Invece la ricerca continua da parte di Rifondazione e Ds di un’alleanza con una pretesa ala “progressista” della borghesia italiana e di conseguenza con partiti cattolici antiabortisti e antigay, è destinata a mutilare e minare qualsiasi misura a favore degli omosessuali o delle donne e a sacrificarne ad ogni passo gli interessi fondamentali a vantaggio dei profitti dei capitalisti e dei diktat reazionari del Vaticano.
Lo si è già visto. Il 9 febbraio Prodi ha ribadito che “Non c’è alcun dubbio: io sono contrario al matrimonio fra i gay (…) Famiglia e matrimonio non si usano per persone dello stesso sesso”. Come ha ricordato la stampa (9 febbraio), che Prodi sia clericale e antiabortista non è una novità: “la novità è che invece i gay gli rispondono: ‘benissimo, bravo Prodi’, come fa Franco Grillini, deputato diessino rappresentante dell’Arcigay”. Anche Nichi Vendola si è inchinato a Prodi ammettendo che è “estremo forse anche per me l’uso di una terminologia con la quale il vocabolario cattolico indica delle cose precise”, gettando immediatamente a mare la rivendicazione del matrimonio gay e proponendo come “minimo comune denominatore” il “riconoscimento civile delle coppie di fatto”. Il fondamentale sostegno all’ordine capitalista dei Ds e di Rifondazione significa inevitabilmente un sostegno al ruolo economico centrale della famiglia borghese, la radice dell’oppressione delle donne e della discriminazione degli omosessuali. Pubblichiamo di seguito una versione leggermente adattata di un articolo sul matrimonio gay tradotto da Workers Vanguard n.824 (16 aprile 2004) giornale della Spartacist League, sezione americana della Lega comunista internazionale.
* * *
“Abolizione della famiglia! Persino i più avanzati fra i radicali si scandalizzano di così ignominiosa intenzione dei comunisti. Su che cosa si basa la famiglia odierna, la famiglia borghese? Sul capitale, sul guadagno privato. Nel suo pieno sviluppo la famiglia odierna esiste soltanto per la borghesia. Ma essa trova il suo complemento nella forzata mancanza di famiglia dei proletari e nella prostituzione pubblica. La famiglia del borghese cadrà naturalmente col venir meno di questo suo complemento, e ambedue scompariranno con lo sparire del capitale” (Manifesto del Partito comunista, 1848).

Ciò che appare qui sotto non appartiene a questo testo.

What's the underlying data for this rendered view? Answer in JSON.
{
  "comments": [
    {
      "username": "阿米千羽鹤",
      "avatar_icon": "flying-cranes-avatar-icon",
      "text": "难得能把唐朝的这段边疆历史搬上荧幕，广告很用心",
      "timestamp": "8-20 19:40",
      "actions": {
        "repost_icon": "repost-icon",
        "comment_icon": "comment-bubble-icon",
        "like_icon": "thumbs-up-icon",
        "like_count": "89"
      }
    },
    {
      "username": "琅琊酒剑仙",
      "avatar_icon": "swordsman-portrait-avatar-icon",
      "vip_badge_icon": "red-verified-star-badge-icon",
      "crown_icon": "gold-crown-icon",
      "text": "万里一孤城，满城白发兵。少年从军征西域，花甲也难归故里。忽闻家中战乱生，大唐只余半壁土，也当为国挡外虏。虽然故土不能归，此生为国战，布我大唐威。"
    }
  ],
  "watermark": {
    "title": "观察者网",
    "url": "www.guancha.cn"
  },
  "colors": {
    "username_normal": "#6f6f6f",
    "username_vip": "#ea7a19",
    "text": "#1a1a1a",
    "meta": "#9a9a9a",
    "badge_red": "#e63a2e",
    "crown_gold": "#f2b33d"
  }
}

Fino al bel giorno in cui sparirà il capitalismo, la famiglia monogamica resta il modello sociale imposto dalla legge, almeno nelle società occidentali, attorno a cui è organizzata la vita privata nei suoi aspetti più intimi: l’amore, il sesso, la riproduzione e la crescita dei figli. E’ l’istituzione sociale centrale nell’oppressione delle donne, ed il fanatismo antigay deriva dalla necessità di punire tutte le “deviazioni” da questa struttura patriarcale. La ragione per cui qualcuno che non sia costretto da pressioni sociali o economiche ad assoggettarsi volontariamente ai legami del matrimonio rimane uno dei misteri della vita. Sembra però che di questi tempi, gli unici che vogliano veramente sposarsi siano anche gli unici cui il presidente Bush cerca di impedirlo: i gay e le lesbiche.

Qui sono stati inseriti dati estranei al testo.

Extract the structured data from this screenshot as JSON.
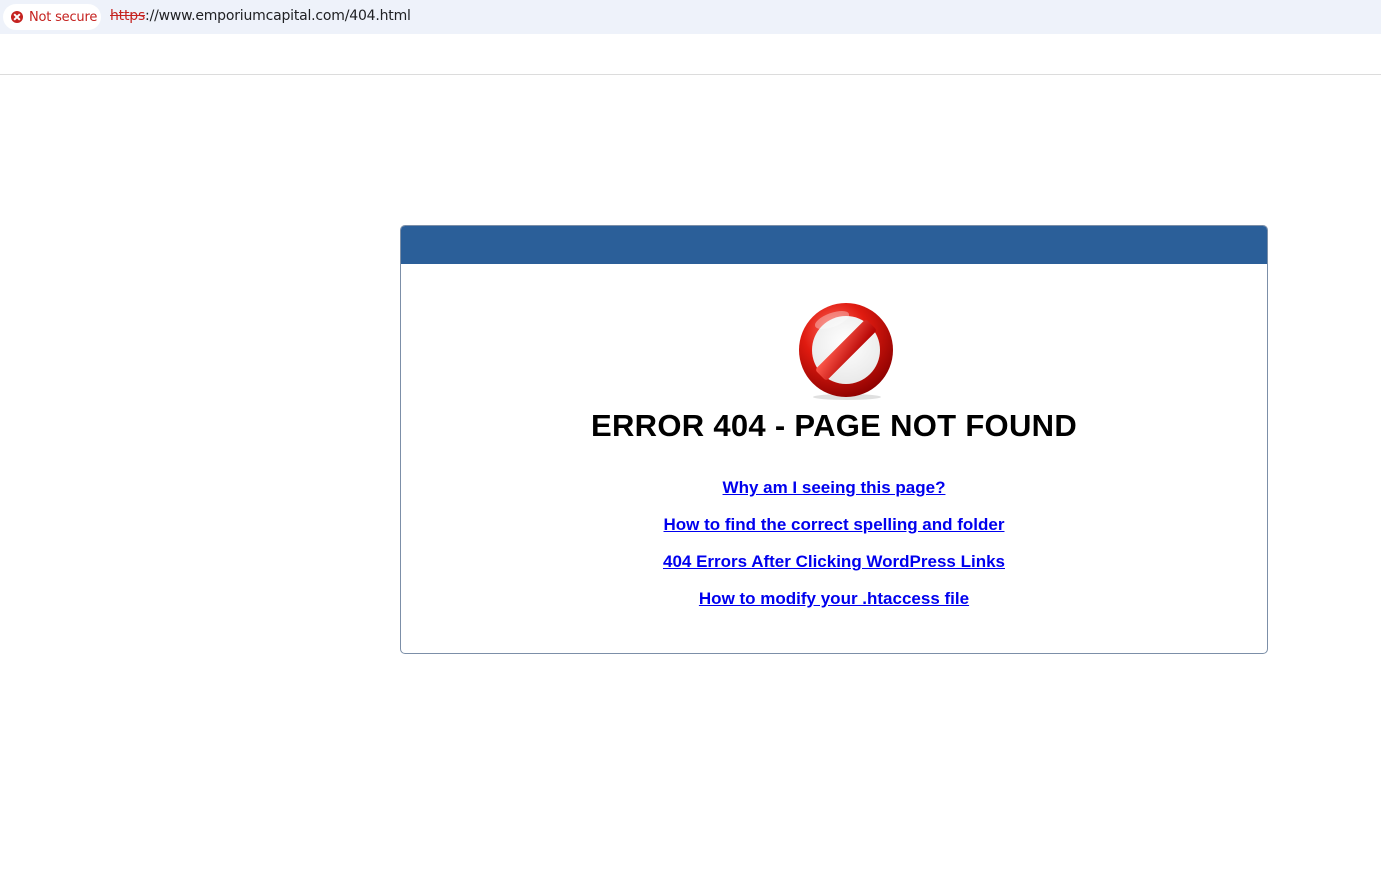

Hanno assolutamente il diritto di sposarsi. Ma anche i socialisti hanno assolutamente il diritto di lottare per una società in cui nessuno debba essere costretto in una camicia di forza legale per ottenere assistenza sanitaria, diritto di visita, custodia dei figli, permessi di soggiorno o uno qualsiasi dei molti privilegi che la società capitalista concede a coloro, e solo a coloro, che si integrano nella struttura legale tradizionale di “un uomo e una donna per tutta la vita”.

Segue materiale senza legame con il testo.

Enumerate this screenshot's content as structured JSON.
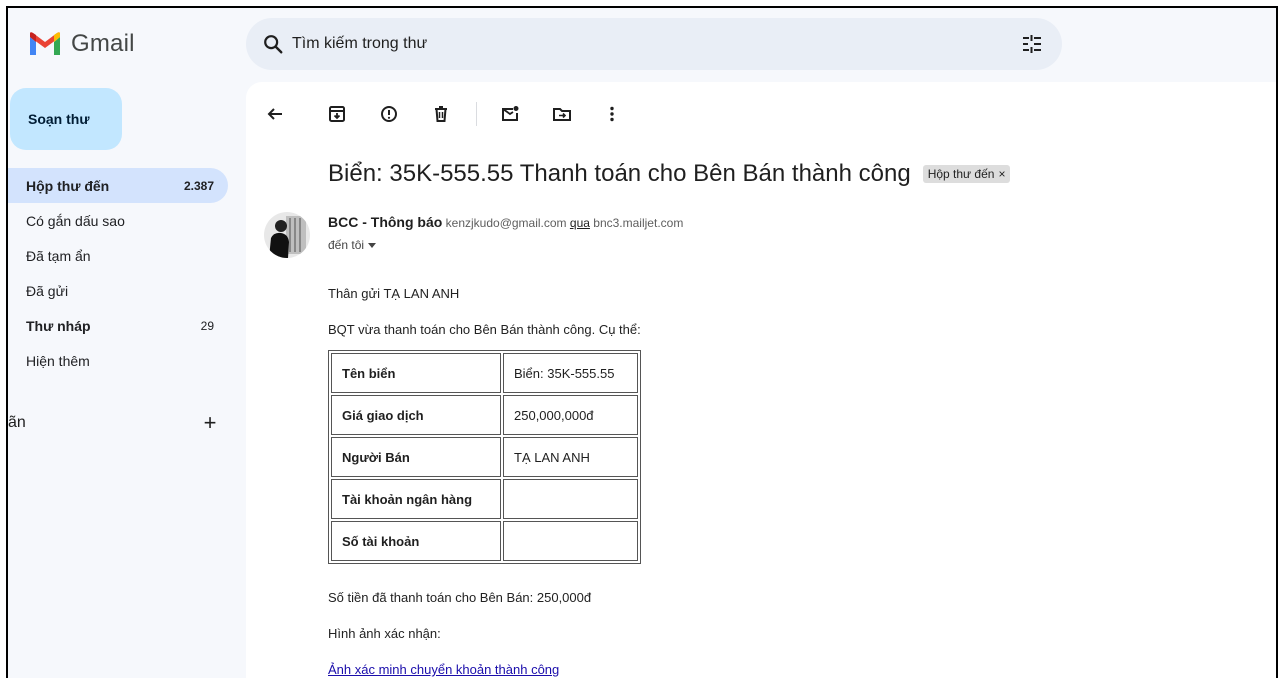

La controversia sul “matrimonio gay” negli Usa è scoppiata lo scorso novembre, quando la Corte suprema giudiziaria del Massachusetts ha stabilito l’incostituzionalità della limitazione delle coppie gay alle sole “unioni civili”, sancendo così il diritto al matrimonio gay nel Massachusetts. A febbraio, il sindaco di San Francisco ha ordinato che venissero emesse autorizzazioni di matrimoni tra individui dello stesso sesso e 4.037 coppie gay e lesbiche di 46 stati e 8 diversi paesi si sono sposate prima che le cerimonie venissero di nuovo sospese l’11 marzo. A New Palts, New York, il sindaco del Partito dei verdi, ha colto la palla al balzo, officiando 25 matrimoni omosessuali. Quando il tribunale glielo ha vietato, ci hanno provato due sacerdoti unitari locali, che a loro volta si sono visti fare causa dal procuratore distrettuale della Contea di Ulster, per la celebrazione di “matrimoni senza autorizzazione”.
Nel 1996, Clinton firmò la legge per la difesa del matrimonio che stabilisce che “la parola ‘matrimonio’ vale solo nel senso di un’unione legale tra un uomo e una donna come marito e moglie”. Con zelo del tutto profano, i fondamentalisti cristiani di tutte le specie ora stanno spingendo per un emendamento della Costituzione degli Stati Uniti che vieti agli stati di riconoscere il matrimonio gay (già 39 stati hanno rifiutato di riconoscerlo). Altri delirano che adesso sono caduti gli argini che frenavano la più terribile immoralità. Ad esempio la poligamia. Il giudice della Corte suprema Antonin Scalia, che si è opposto alla decisione della Corte suprema di cancellare le leggi contro la sodomia nel Texas, sostiene che la decisione potrebbe eliminare non solo il divieto ai matrimoni omosessuali, ma anche “di incesto tra adulti, prostituzione, masturbazione, adulterio, fornicazione, bestialità e oscenità”.
Il presidente Bush, che appoggia l’emendamento costituzionale contro i gay, ha intonato: “L’unione di un uomo e una donna è la più antica istituzione umana, onorata e incoraggiata da tutte le culture e fedi religiose”, e si è lamentato che “Dopo (…) millenni di esperienza umana, qualche giudice e autorità locale pensi di cambiare la più fondamentale istituzione della civiltà”. Il Wall Street Journal invece, lo sguardo fisso al grafico dei profitti, ha pubblicato un articolo su come “Arricchirsi con il matrimonio gay” (11 marzo), mentre i venditori pubblicizzavano “Loveland”, una “Fiera dei matrimoni omosessuali” al centro congressi Jacob Javits di New York.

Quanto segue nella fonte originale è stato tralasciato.